Chuck Connerly knows he doesn’t have all the solutions to the world’s planning problems. The professor and director of the University of Iowa’s School of Urban and Regional Planning recognizes that we all must work well together to make our communities better places to live.

Chuck Connerly
This humble approach helped Connerly earn the 2018 winner of the Jay Chatterjee Distinguished Service Award. He accepted this prestigious award in October at the Association of Collegiate Schools of Planning (ACSP) Annual Conference in Buffalo, New York.

The award was established in 1998 to recognize individual faculty whose exceptional service, actions, and leadership have had a lasting and positive impact on the ACSP and its member schools.

“The communicative approach I use is humble in the sense that I don’t know what the right answer is,” says Connerly, a member of the ACSP for the last 38 years. “I want to find out what ideas other people have through conversation and relationship building. It’s about communicating with a variety of people, listening a lot, and developing ideas based on experiences other people have had.”
Connerly's award nomination materials included letters of recommendation from renowned scholars.

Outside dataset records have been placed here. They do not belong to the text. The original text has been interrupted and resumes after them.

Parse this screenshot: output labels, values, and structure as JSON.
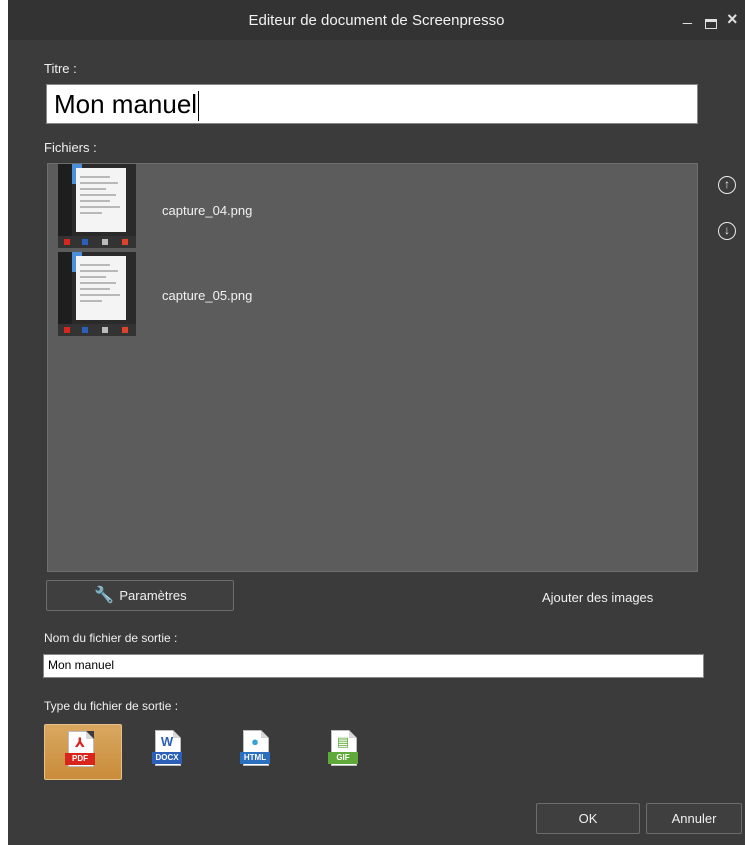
{
  "window": {
    "title": "Editeur de document de Screenpresso",
    "minimize_glyph": "_",
    "close_glyph": "×"
  },
  "title_field": {
    "label": "Titre :",
    "value": "Mon manuel"
  },
  "files": {
    "label": "Fichiers :",
    "items": [
      {
        "name": "capture_04.png"
      },
      {
        "name": "capture_05.png"
      }
    ],
    "move_up_glyph": "↑",
    "move_down_glyph": "↓"
  },
  "actions": {
    "params_label": "Paramètres",
    "wrench_glyph": "🔧",
    "add_images_label": "Ajouter des images"
  },
  "output": {
    "name_label": "Nom du fichier de sortie :",
    "name_value": "Mon manuel",
    "type_label": "Type du fichier de sortie :",
    "types": [
      {
        "label": "PDF",
        "glyph": "⅄",
        "color": "#d9261c",
        "selected": true
      },
      {
        "label": "DOCX",
        "glyph": "W",
        "color": "#2b5fb8",
        "selected": false
      },
      {
        "label": "HTML",
        "glyph": "●",
        "color": "#2b6fbf",
        "selected": false
      },
      {
        "label": "GIF",
        "glyph": "▤",
        "color": "#5fa83a",
        "selected": false
      }
    ]
  },
  "buttons": {
    "ok_label": "OK",
    "cancel_label": "Annuler"
  },
  "colors": {
    "background": "#3b3b3b",
    "panel": "#5c5c5c",
    "selected_type": "#d9a860"
  }
}
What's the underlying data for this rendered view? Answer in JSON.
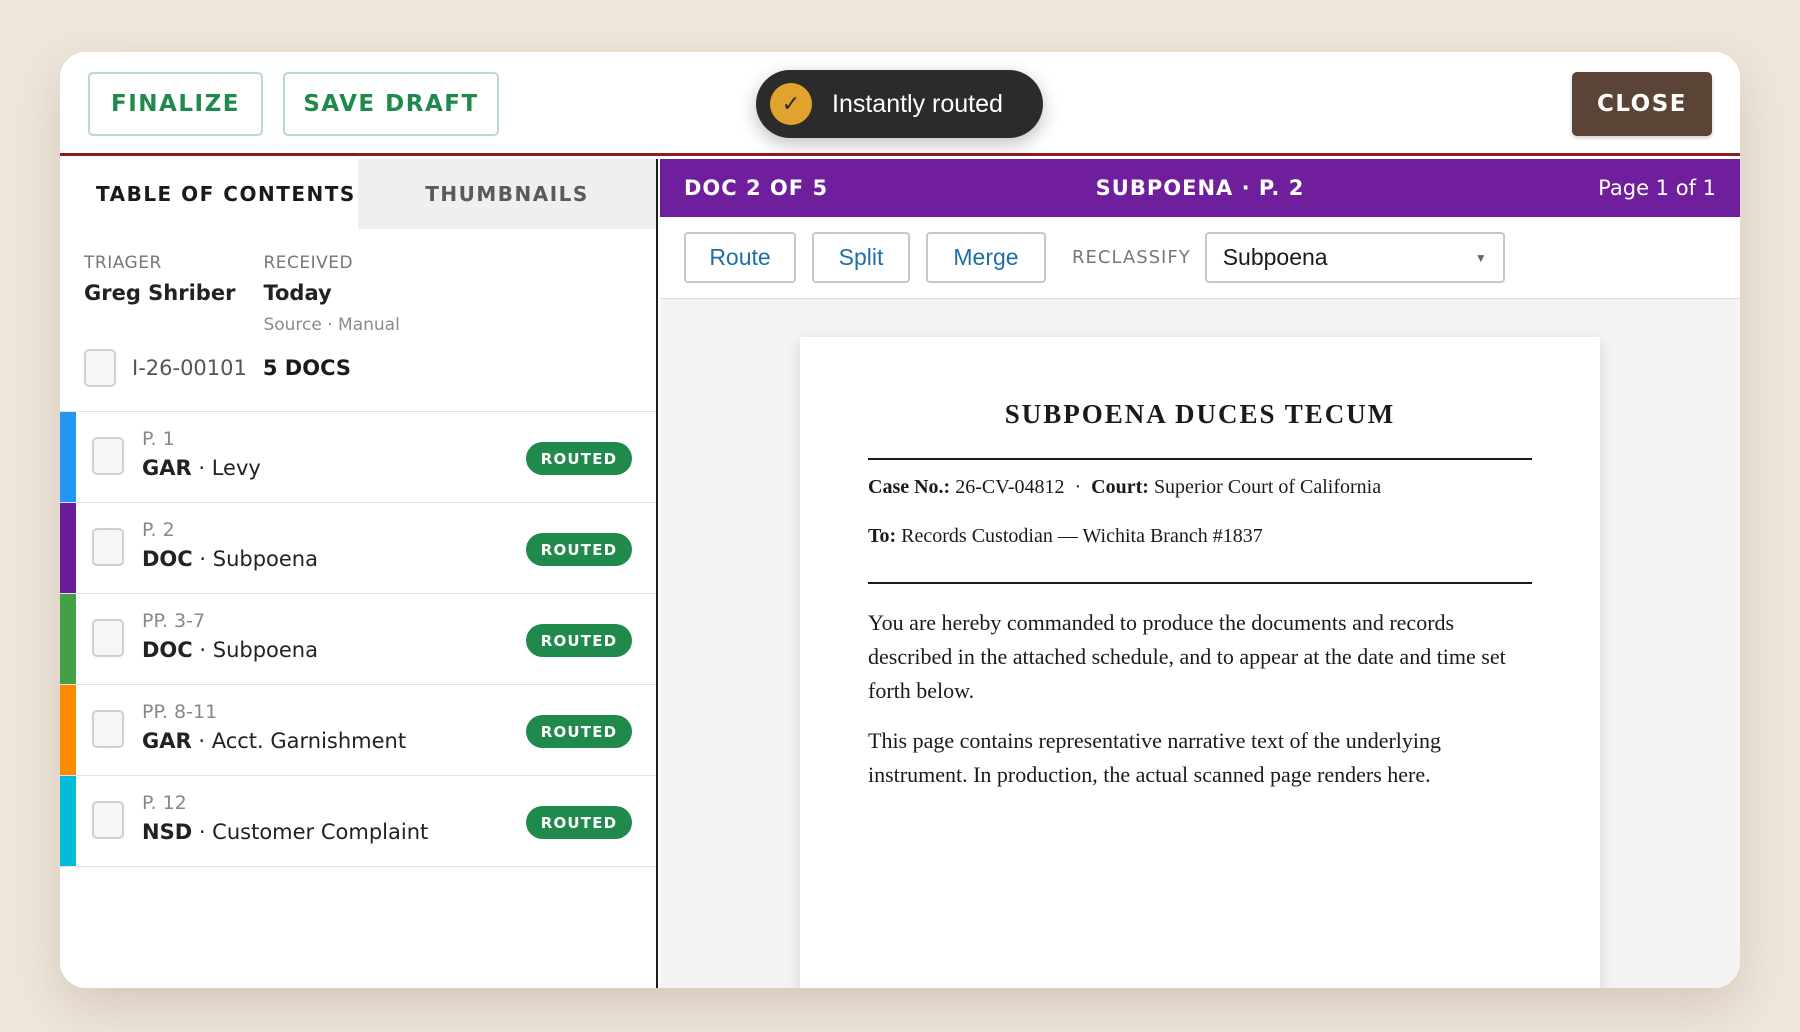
{
  "topbar": {
    "finalize_label": "FINALIZE",
    "save_label": "SAVE DRAFT",
    "close_label": "CLOSE",
    "toast_text": "Instantly routed",
    "toast_icon": "check-icon"
  },
  "sidebar": {
    "tabs": [
      {
        "label": "TABLE OF CONTENTS",
        "active": true
      },
      {
        "label": "THUMBNAILS",
        "active": false
      }
    ],
    "triager_label": "TRIAGER",
    "triager_value": "Greg Shriber",
    "received_label": "RECEIVED",
    "received_value": "Today",
    "source_text": "Source · Manual",
    "batch_id": "I-26-00101",
    "batch_count": "5 DOCS",
    "items": [
      {
        "pages": "P. 1",
        "code": "GAR",
        "type": "Levy",
        "status": "ROUTED",
        "color": "#2196f3"
      },
      {
        "pages": "P. 2",
        "code": "DOC",
        "type": "Subpoena",
        "status": "ROUTED",
        "color": "#6a1b9a"
      },
      {
        "pages": "PP. 3-7",
        "code": "DOC",
        "type": "Subpoena",
        "status": "ROUTED",
        "color": "#43a047"
      },
      {
        "pages": "PP. 8-11",
        "code": "GAR",
        "type": "Acct. Garnishment",
        "status": "ROUTED",
        "color": "#fb8c00"
      },
      {
        "pages": "P. 12",
        "code": "NSD",
        "type": "Customer Complaint",
        "status": "ROUTED",
        "color": "#00bcd4"
      }
    ]
  },
  "viewer": {
    "doc_position": "DOC 2 OF 5",
    "doc_title": "SUBPOENA · P. 2",
    "page_indicator": "Page 1 of 1",
    "header_color": "#6f1f9c",
    "route_label": "Route",
    "split_label": "Split",
    "merge_label": "Merge",
    "reclassify_label": "RECLASSIFY",
    "reclassify_value": "Subpoena"
  },
  "document": {
    "title": "SUBPOENA DUCES TECUM",
    "case_label": "Case No.:",
    "case_value": "26-CV-04812",
    "separator": "·",
    "court_label": "Court:",
    "court_value": "Superior Court of California",
    "to_label": "To:",
    "to_value": "Records Custodian — Wichita Branch #1837",
    "paragraph1": "You are hereby commanded to produce the documents and records described in the attached schedule, and to appear at the date and time set forth below.",
    "paragraph2": "This page contains representative narrative text of the underlying instrument. In production, the actual scanned page renders here."
  }
}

“I admire Chuck’s humility,” says Stacey Swearingen White, professor and director of the Urban Planning Program at the University of Kansas. “Some leaders seem to seek continuous accolades for their accomplishments—reminders of their greatness, perhaps. In contrast, Chuck is quick to share credit, rather than claim it for himself.”

As president of the ACSP from 2011-13, Connerly sought to increase the number of female and minority planning faculty members. He also led ACSP’s efforts to challenge proposed changes in the Planning Accreditation Board’s accreditation standards and criteria, which were viewed as retreating from earlier advances in diversity.

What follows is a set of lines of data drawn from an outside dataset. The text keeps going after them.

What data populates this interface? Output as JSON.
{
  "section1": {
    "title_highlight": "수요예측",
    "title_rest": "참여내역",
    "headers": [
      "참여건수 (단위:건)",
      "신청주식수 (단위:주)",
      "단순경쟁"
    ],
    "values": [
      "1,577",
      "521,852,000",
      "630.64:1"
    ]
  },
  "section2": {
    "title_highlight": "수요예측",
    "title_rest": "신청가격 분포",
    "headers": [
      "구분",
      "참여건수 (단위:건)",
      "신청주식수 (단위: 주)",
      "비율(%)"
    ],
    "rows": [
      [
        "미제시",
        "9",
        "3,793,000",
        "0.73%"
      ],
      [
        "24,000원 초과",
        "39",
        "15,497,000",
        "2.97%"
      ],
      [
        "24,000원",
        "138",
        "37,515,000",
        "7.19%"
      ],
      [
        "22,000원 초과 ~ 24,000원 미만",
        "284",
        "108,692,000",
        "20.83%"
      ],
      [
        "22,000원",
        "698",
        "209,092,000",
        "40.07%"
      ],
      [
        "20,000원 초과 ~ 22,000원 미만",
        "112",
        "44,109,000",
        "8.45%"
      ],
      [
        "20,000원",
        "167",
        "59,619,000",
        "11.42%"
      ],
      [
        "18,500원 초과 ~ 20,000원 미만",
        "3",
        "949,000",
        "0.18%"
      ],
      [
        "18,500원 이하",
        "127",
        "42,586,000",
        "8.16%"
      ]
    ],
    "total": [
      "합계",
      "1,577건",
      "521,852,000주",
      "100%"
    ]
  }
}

“Chuck Connerly has been challenging ACSP to be better,” says Bruce Stiftel, professor and chair of the School of City and Regional Planning at Georgia Tech University. “He has repeatedly taken on needed and sometimes controversial challenges, bringing us closer to the ideals we hold as planners and educators, all the while building the community to be ready for the challenges ahead.”

Connerly has been a professor at the UI since 2008. One year later, he founded the Iowa Initiative for Sustainable Communities. Under Connerly’s leadership, many of the School of Urban and Regional Planning’s classes require students to complete community improvement projects in Iowa.

Through these outreach efforts, Connerly strives to educate people about the job of urban planners.

“Urban planning is in everybody’s day to day life, whether you’re talking about land use, transportation, or affordable housing downtown,” Connerly says. “But citizens don’t think that people are paid to do it. They just know that it happens.”

Connerly believes the future of planning education rests with helping departmental administrators do a better job running their programs, increasing fundraising efforts, and attracting new students, particularly online students.

“The key to planning is doing some good,” Connerly says. “You’re making the world a better place to live. That’s what drives many of our students.”